Let \(\overline{\mathfrak {X}}^{(k)}=(\overline{Z}^{(k)},\overline{D}^{(k)},\overline{T}^{(k)},\overline{Y}^{(k)})\), \(k=1,2\), be two fluid models for resource sharing networks, with the same fluid model data \(\alpha \), \(m_i\), A, and the same initial distribution \(\overline{Z}^{(1)}(0,\cdot )=\overline{Z}^{(2)}(0,\cdot )\). We write \(\overline{\mathfrak {X}}^{(1)}\preceq \overline{\mathfrak {X}}^{(2)}\) if \(\overline{Y}^{(1)}\le \overline{Y}^{(2)}\) (equivalently, \(\overline{T}^{(1)}\ge \overline{T}^{(2)}\), \(\overline{D}^{(1)}\ge \overline{D}^{(2)}\) or \(\overline{Z}^{(1)}\le \overline{Z}^{(2)}\)).

The relation “\(\preceq \)” is a partial ordering in the class of fluid models for a given network.

Definition 10

A fluid model \(\overline{\mathfrak {X}}\) of the form (48) for a resource sharing network is called minimal if for any fluid model \(\overline{\mathfrak {X}}'\) such that \(\overline{\mathfrak {X}}'\preceq \overline{\mathfrak {X}}\), we have \(\overline{\mathfrak {X}}'= \overline{\mathfrak {X}}\).

Intuitively, minimal fluid models correspond to sample paths of fluid limits for resource sharing networks in which flows on each route are scheduled according to a general EDF protocol, see Theorems 1 and 2.

Definition 11

A fluid model \(\overline{\mathfrak {X}}\) of the form (48) for a resource sharing network with \(\sum _{i\in \mathbf{I}} \overline{Z}_i(0,\cdot )\in B_{c,0}\) for some \(c\in \mathbb {R}\) is called locally edge minimal at a time \(t_0\ge 0\) if there exists \(h>0\) such that for any fluid model \(\overline{\mathfrak {X}}'\), with the same data \(\alpha \), \(m_i\), A and the same initial state \(\overline{Z}'(0,\cdot )=\overline{Z}(0,\cdot )\), satisfying

$$\begin{aligned} \overline{\mathfrak {X}}'(t_0,\cdot )=\overline{\mathfrak {X}}(t_0,\cdot ), \end{aligned}$$

(52)

we have \(\sum _{i\in \mathbf{I}} \overline{Y}_i(t,\cdot )\ll \sum _{i\in \mathbf{I}} \overline{Y}_i'(t,\cdot )\) (equivalently, \(\sum _{i\in \mathbf{I}} \overline{T}_i'(t,\cdot )\ll \sum _{i\in \mathbf{I}} \overline{T}_i(t,\cdot )\), \(\sum _{i\in \mathbf{I}} \overline{D}_i'(t,\cdot )\ll \sum _{i\in \mathbf{I}} \overline{D}_i(t,\cdot )\) or \(\sum _{i\in \mathbf{I}} \overline{Z}_i(t,\cdot )\ll \sum _{i\in \mathbf{I}} \overline{Z}_i'(t,\cdot )\)) for every \(t\in (t_0,t_0+h)\).

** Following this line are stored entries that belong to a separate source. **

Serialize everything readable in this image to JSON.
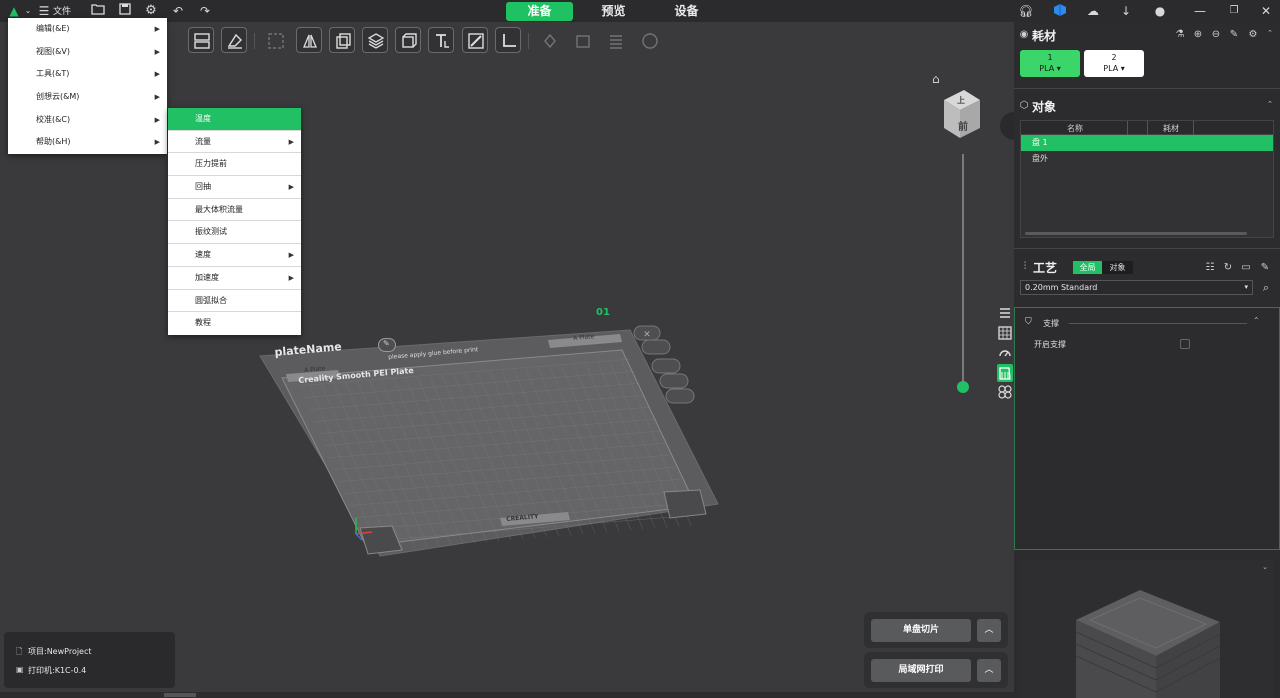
{
  "topbar": {
    "file_label": "文件",
    "tabs": [
      {
        "label": "准备",
        "active": true
      },
      {
        "label": "预览",
        "active": false
      },
      {
        "label": "设备",
        "active": false
      }
    ]
  },
  "main_menu": [
    {
      "label": "编辑(&E)"
    },
    {
      "label": "视图(&V)"
    },
    {
      "label": "工具(&T)"
    },
    {
      "label": "创想云(&M)"
    },
    {
      "label": "校准(&C)"
    },
    {
      "label": "帮助(&H)"
    }
  ],
  "calibration_menu": [
    {
      "label": "温度",
      "submenu": false
    },
    {
      "label": "流量",
      "submenu": true
    },
    {
      "label": "压力提前",
      "submenu": false
    },
    {
      "label": "回抽",
      "submenu": true
    },
    {
      "label": "最大体积流量",
      "submenu": false
    },
    {
      "label": "振纹测试",
      "submenu": false
    },
    {
      "label": "速度",
      "submenu": true
    },
    {
      "label": "加速度",
      "submenu": true
    },
    {
      "label": "圆弧拟合",
      "submenu": false
    },
    {
      "label": "教程",
      "submenu": false
    }
  ],
  "plate": {
    "index": "01",
    "name": "plateName",
    "tag_left": "A Plate",
    "tag_right": "A Plate",
    "notice": "please apply glue before print",
    "surface": "Creality Smooth PEI Plate",
    "brand": "CREALITY"
  },
  "view_cube": {
    "top": "上",
    "front": "前"
  },
  "filament": {
    "title": "耗材",
    "slots": [
      {
        "index": "1",
        "type": "PLA",
        "color": "#3ad66a"
      },
      {
        "index": "2",
        "type": "PLA",
        "color": "#ffffff"
      }
    ]
  },
  "objects": {
    "title": "对象",
    "columns": [
      "名称",
      "耗材"
    ],
    "rows": [
      {
        "name": "盘 1",
        "selected": true
      },
      {
        "name": "盘外",
        "selected": false
      }
    ]
  },
  "process": {
    "title": "工艺",
    "toggle_global": "全局",
    "toggle_object": "对象",
    "preset": "0.20mm Standard",
    "section": "支撑",
    "option_label": "开启支撑"
  },
  "actions": {
    "slice_label": "单盘切片",
    "print_label": "局域网打印"
  },
  "project": {
    "project_label": "项目:NewProject",
    "printer_label": "打印机:K1C-0.4"
  },
  "colors": {
    "accent": "#21c064",
    "background": "#3a3a3c",
    "panel": "#2c2c2e"
  }
}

The fluid model \(\overline{\mathfrak {X}}\) is called locally edge minimal, if it is locally edge minimal at every \(t_0\ge 0\).

Remark 10

By the fluid model Eqs. (44)–(47), the condition (52) is equivalent to each of the following four conditions: \(\overline{Z}'(t_0,\cdot )=\overline{Z}(t_0,\cdot )\), \(\overline{D}'(t_0,\cdot )=\overline{D}(t_0,\cdot )\), \(\overline{T}'(t_0,\cdot )=\overline{T}(t_0,\cdot )\), \(\overline{Y}'(t_0,\cdot )=\overline{Y}(t_0,\cdot )\).

It is not hard to verify that a locally edge minimal fluid model is minimal. The following definition is motivated by Theorems 5–7.

Definition 12

A locally edge minimal resource sharing fluid model is called an EDF fluid model for a resource sharing network (or just an EDF resource sharing fluid model).

It is natural to expect that under fluid scaling and suitable assumptions on the stochastic primitives, the performance processes of EDF resource sharing networks converge to a fluid limit with sample paths being (a.s.) locally edge minimal resource sharing fluid model solutions. If this is indeed the case, then asymptotic properties of EDF networks with resource sharing, like stability or convergence to the invariant manifold for large times in the critical case, may be inferred from the asymptotic behavior of the corresponding EDF resource sharing fluid models. We hope to address these issues in a forthcoming paper.

7 Concluding remarks

The notions of edge minimality and local edge minimality, introduced in Sections 4–5, are based on comparing idleness in transmissions of flows on distinct routes for different service disciplines. It also makes sense to make similar comparisons on the level of the system resources, using the processes \(\tilde{Y}_j\) defined by (51) instead of \(Y_i\). This leads to somewhat different, but strongly related, concepts and results (compare Kruk (2016), Section 5). We omit the details.